Heritage consultant Donald Luxton, retained by the developer, said Mr. Gugger is a "starchitect" who will pay homage to the iconic old exchange. The building opened during a golden age for Vancouver in the Roaring Twenties, just months before the Wall Street stock-market crash in October, 1929. The Vancouver Stock Exchange operated out of the Howe Street address until 1947, but the connection lingered over the decades, despite the short lived VSE occupancy, Mr. Luxton said. Vancouver architects Fred Townley and Robert Matheson, who designed 475 Howe St., went on to win the contract for Vancouver City Hall, a landmark since 1936.

The Exchange's proponents argue their project dovetails nicely with the City of Vancouver's efforts to make the downtown core more vibrant. City planners have placed a priority on constructing office towers in the financial district while spurning new condo proposals in the same area.

A real estate fund managed by Credit Suisse is the developer and majority owner of The Exchange while Swissreal Investments Ltd. is the development manager and minority owner. The project will be "built on spec," meaning on a speculative basis without anchor tenants lined up yet, said Peter Arbuckle, a partner with MKT Arkle Development Management Inc., the project adviser.

"It's a huge testament to Credit Suisse's confidence in Vancouver," he said.

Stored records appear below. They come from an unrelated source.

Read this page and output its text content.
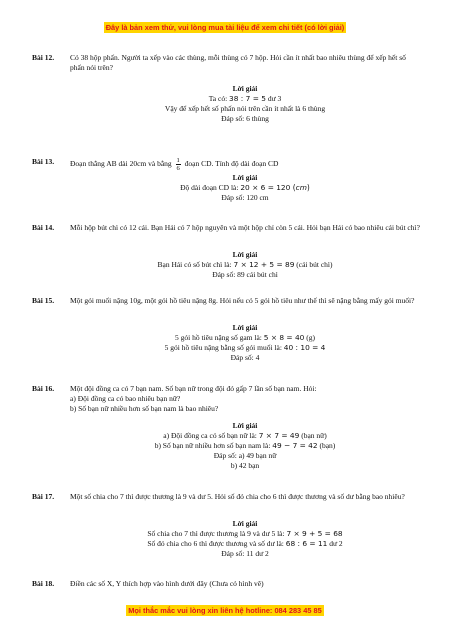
Đây là bản xem thử, vui lòng mua tài liệu để xem chi tiết (có lời giải)
Bài 12. Có 38 hộp phấn. Người ta xếp vào các thùng, mỗi thùng có 7 hộp. Hỏi cần ít nhất bao nhiêu thùng để xếp hết số phấn nói trên?
Lời giải
Ta có: 38 : 7 = 5 dư 3
Vậy để xếp hết số phấn nói trên cần ít nhất là 6 thùng
Đáp số: 6 thùng
Bài 13. Đoạn thẳng AB dài 20cm và bằng $\frac{1}{6}$ đoạn CD. Tính độ dài đoạn CD
Lời giải
Độ dài đoạn CD là: 20 × 6 = 120 (cm)
Đáp số: 120 cm
Bài 14. Mỗi hộp bút chì có 12 cái. Bạn Hải có 7 hộp nguyên và một hộp chỉ còn 5 cái. Hỏi bạn Hải có bao nhiêu cái bút chì?
Lời giải
Bạn Hải có số bút chì là: 7 × 12 + 5 = 89 (cái bút chì)
Đáp số: 89 cái bút chì
Bài 15. Một gói muối nặng 10g, một gói hồ tiêu nặng 8g. Hỏi nếu có 5 gói hồ tiêu như thế thì sẽ nặng bằng mấy gói muối?
Lời giải
5 gói hồ tiêu nặng số gam là: 5 × 8 = 40 (g)
5 gói hồ tiêu nặng bằng số gói muối là: 40 : 10 = 4
Đáp số: 4
Bài 16. Một đội đồng ca có 7 bạn nam. Số bạn nữ trong đội đó gấp 7 lần số bạn nam. Hỏi:
a) Đội đồng ca có bao nhiêu bạn nữ?
b) Số bạn nữ nhiều hơn số bạn nam là bao nhiêu?
Lời giải
a) Đội đồng ca có số bạn nữ là: 7 × 7 = 49 (bạn nữ)
b) Số bạn nữ nhiều hơn số bạn nam là: 49 − 7 = 42 (bạn)
Đáp số: a) 49 bạn nữ
b) 42 bạn
Bài 17. Một số chia cho 7 thì được thương là 9 và dư 5. Hỏi số đó chia cho 6 thì được thương và số dư bằng bao nhiêu?
Lời giải
Số chia cho 7 thì được thương là 9 và dư 5 là: 7 × 9 + 5 = 68
Số đó chia cho 6 thì được thương và số dư là: 68 : 6 = 11 dư 2
Đáp số: 11 dư 2
Bài 18. Điền các số X, Y thích hợp vào hình dưới đây (Chưa có hình vẽ)
Mọi thắc mắc vui lòng xin liên hệ hotline: 084 283 45 85
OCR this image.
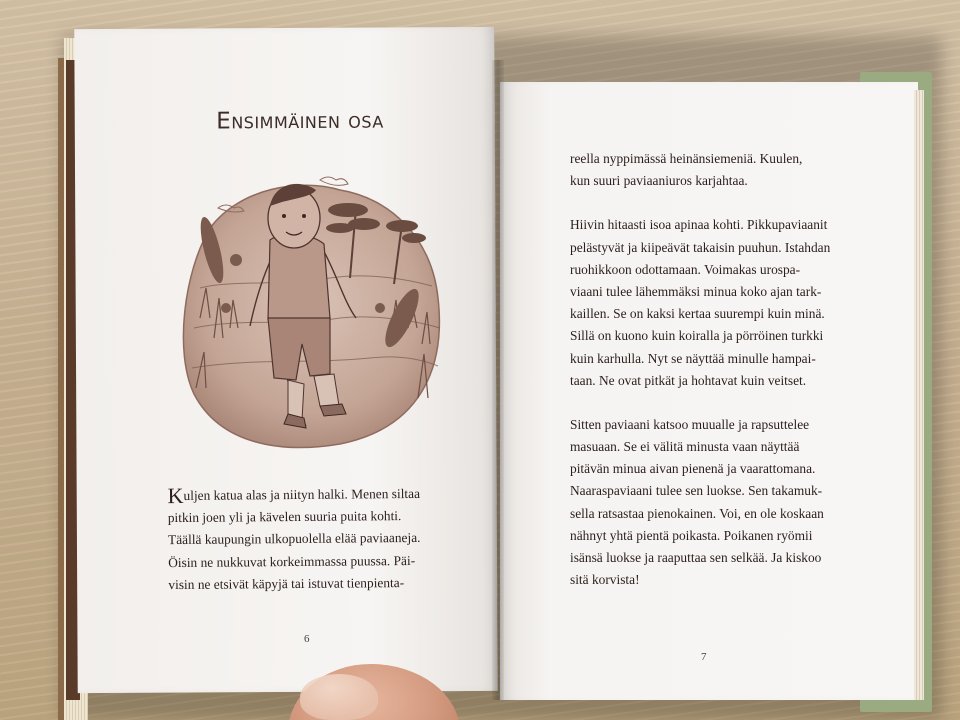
Ensimmäinen osa
Kuljen katua alas ja niityn halki. Menen siltaa
pitkin joen yli ja kävelen suuria puita kohti.
Täällä kaupungin ulkopuolella elää paviaaneja.
Öisin ne nukkuvat korkeimmassa puussa. Päi-
visin ne etsivät käpyjä tai istuvat tienpienta-
6
reella nyppimässä heinänsiemeniä. Kuulen,
kun suuri paviaaniuros karjahtaa.
Hiivin hitaasti isoa apinaa kohti. Pikkupaviaanit
pelästyvät ja kiipeävät takaisin puuhun. Istahdan
ruohikkoon odottamaan. Voimakas urospa-
viaani tulee lähemmäksi minua koko ajan tark-
kaillen. Se on kaksi kertaa suurempi kuin minä.
Sillä on kuono kuin koiralla ja pörröinen turkki
kuin karhulla. Nyt se näyttää minulle hampai-
taan. Ne ovat pitkät ja hohtavat kuin veitset.
Sitten paviaani katsoo muualle ja rapsuttelee
masuaan. Se ei välitä minusta vaan näyttää
pitävän minua aivan pienenä ja vaarattomana.
Naaraspaviaani tulee sen luokse. Sen takamuk-
sella ratsastaa pienokainen. Voi, en ole koskaan
nähnyt yhtä pientä poikasta. Poikanen ryömii
isänsä luokse ja raaputtaa sen selkää. Ja kiskoo
sitä korvista!
7
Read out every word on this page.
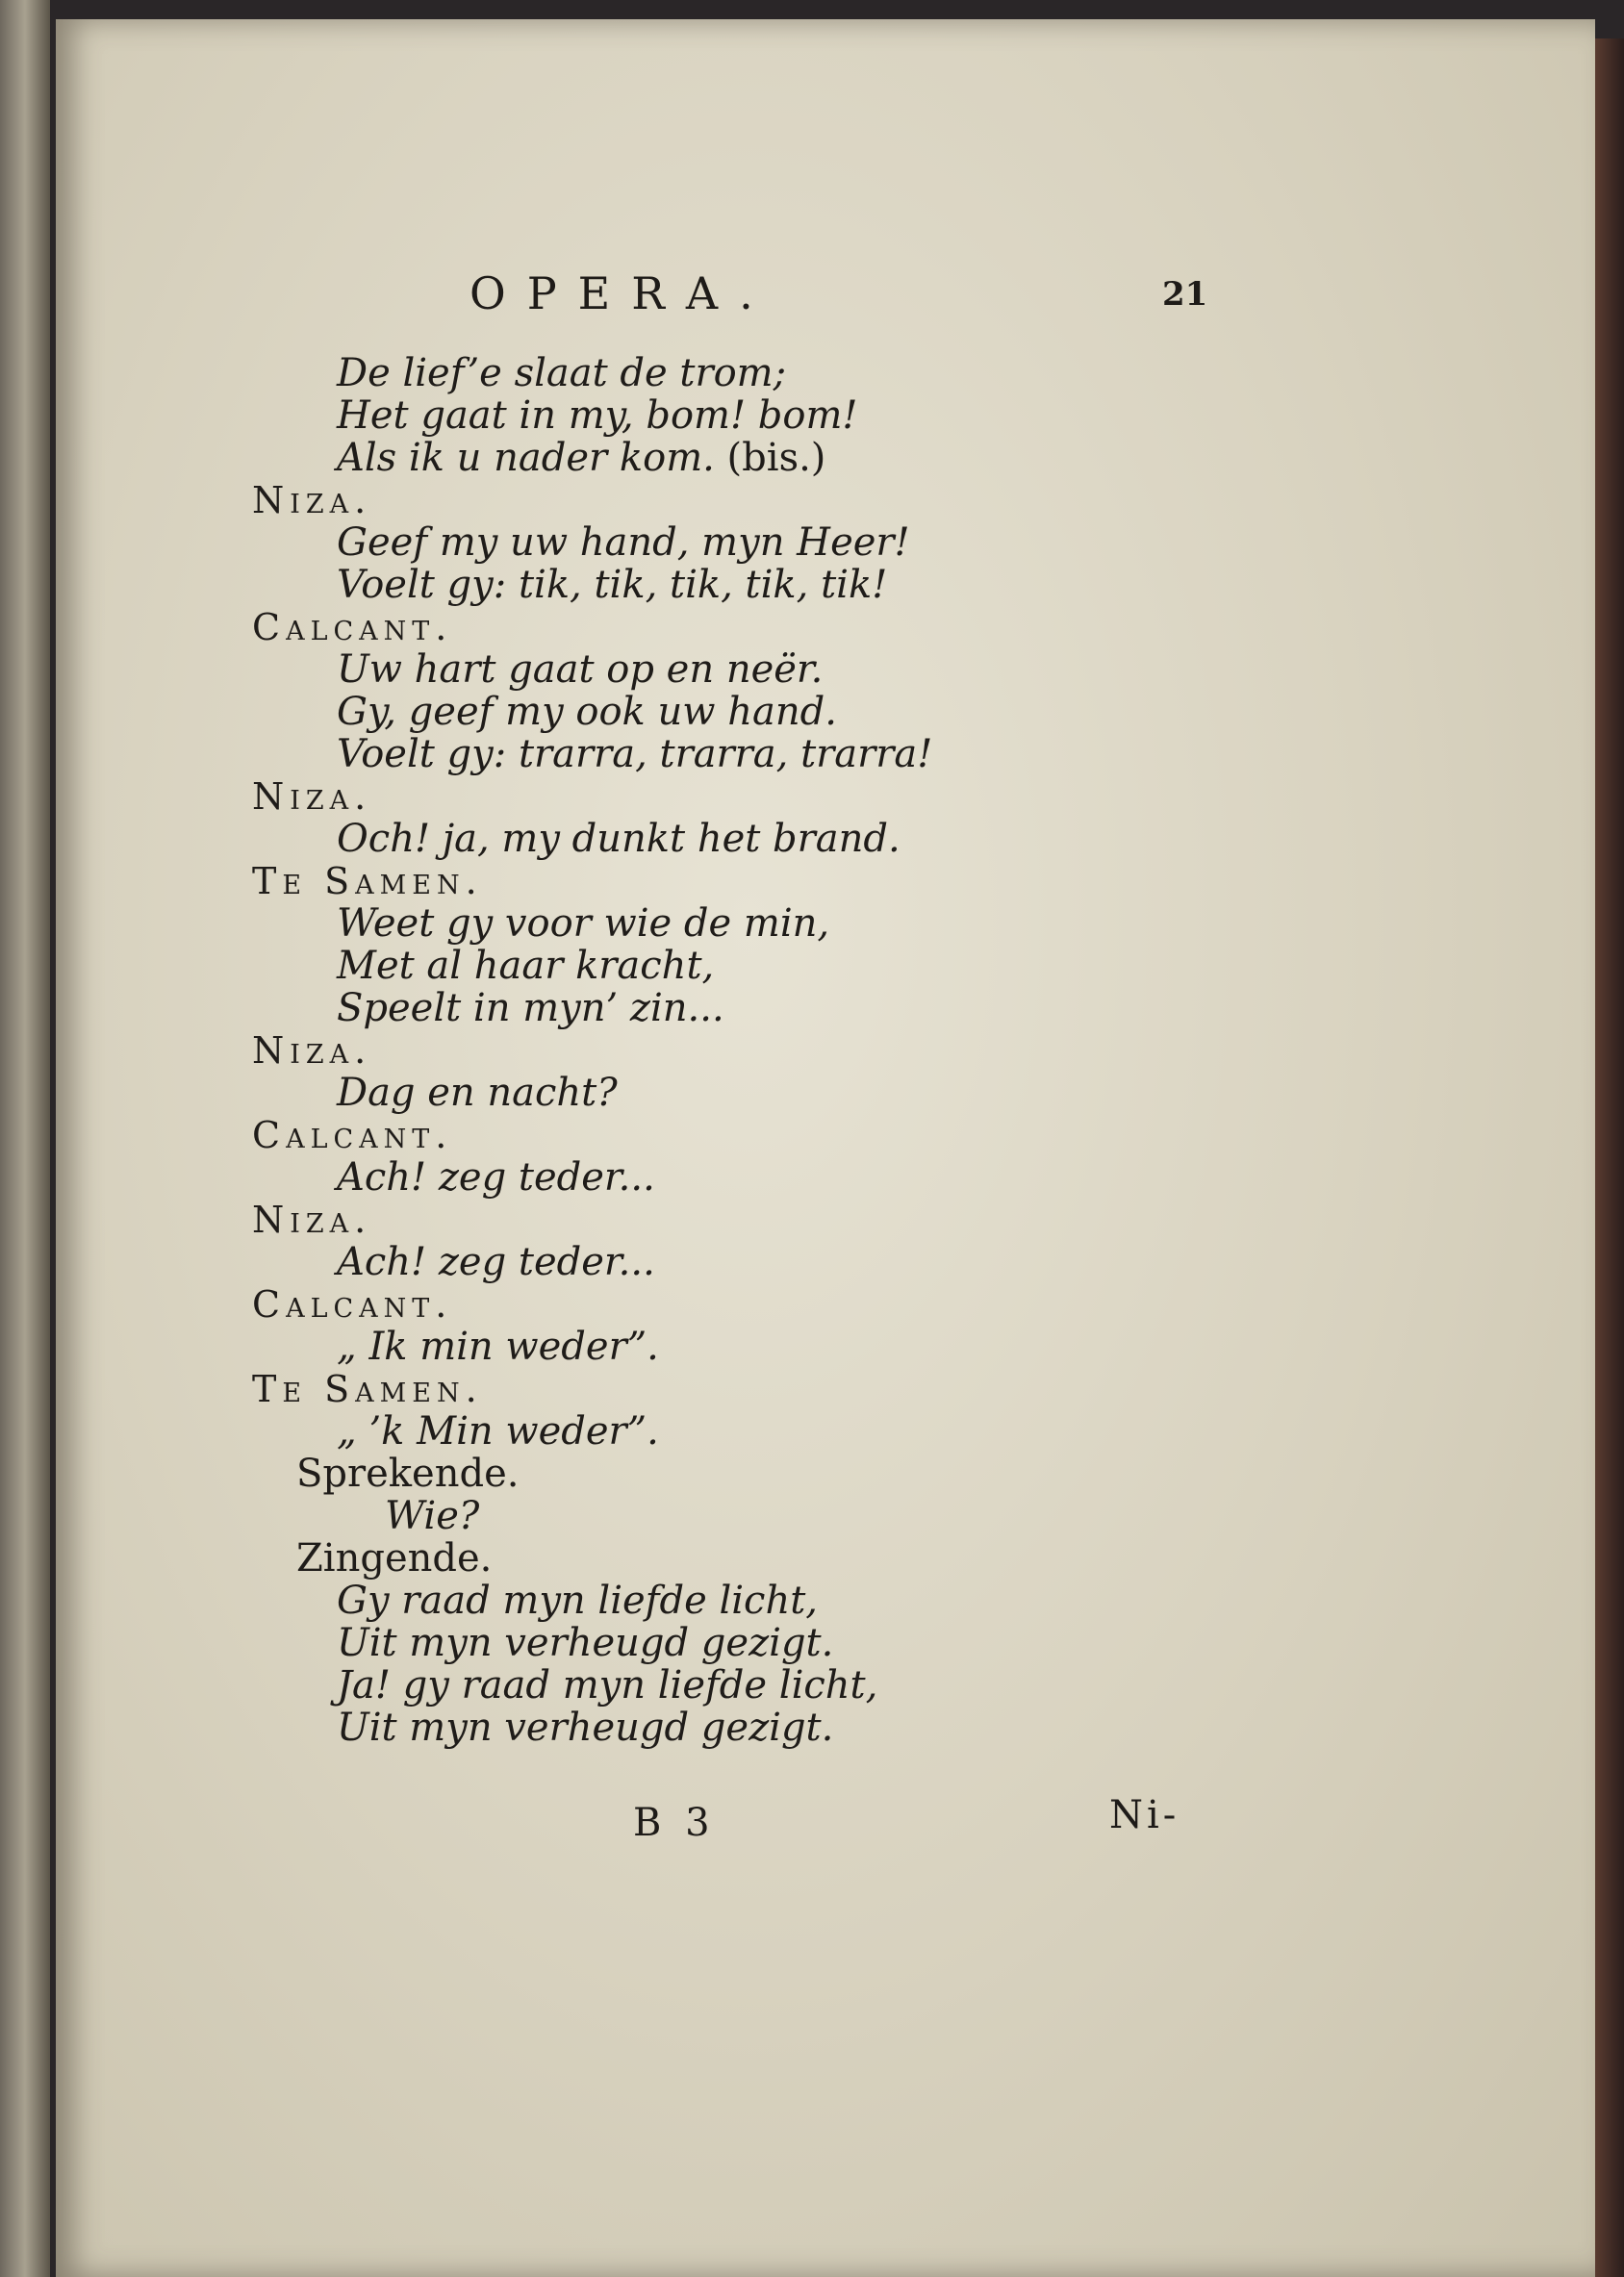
OPERA.	21
De lief’e slaat de trom;
Het gaat in my, bom! bom!
Als ik u nader kom. (bis.)
Niza.
Geef my uw hand, myn Heer!
Voelt gy: tik, tik, tik, tik, tik!
Calcant.
Uw hart gaat op en neër.
Gy, geef my ook uw hand.
Voelt gy: trarra, trarra, trarra!
Niza.
Och! ja, my dunkt het brand.
Te Samen.
Weet gy voor wie de min,
Met al haar kracht,
Speelt in myn’ zin...
Niza.
Dag en nacht?
Calcant.
Ach! zeg teder...
Niza.
Ach! zeg teder...
Calcant.
„ Ik min weder”.
Te Samen.
„ ’k Min weder”.
Sprekende.
Wie?
Zingende.
Gy raad myn liefde licht,
Uit myn verheugd gezigt.
Ja! gy raad myn liefde licht,
Uit myn verheugd gezigt.
B 3	Ni-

Office vacancy rates in downtown Vancouver were 4.2 per cent in the final quarter of 2012 – a tight squeeze when compared with rates that surpassed 13 per cent in 2003, according to CBRE Ltd., a leading commercial real estate company. CBRE has been given the task of signing up tenants such as mining corporations and law, accounting and consulting firms to help fill The Exchange.

Starting in late 2013, a two-storey Pender Street structure next door to the old exchange will be demolished to make way for seven floors of underground parking, said Daniel Hawreluk, the project architect with Vancouver-based Iredale Group Architecture, which is collaborating with Mr. Gugger. Construction completion of The Exchange is targeted for early 2017, and the goal is to have an elegant look that also meets the coveted platinum standard of Leadership in Energy and Environmental Design (LEED).

Mr. Gugger, who will be in Vancouver late next week, is the latest star architect to hit the West Coast. Britain's Norman Foster designed Jameson House and Denmark's Bjarke Ingels is the architect behind the planned Beach and Howe mixed-use tower.

"The Old Stock Exchange Building is a refined and handsomely crafted building," Mr. Gugger said. "The new tower will not look to compete with this prominent original building but rather to successfully work with it to provide a composition that at once looks to Vancouver's future without obscuring its past."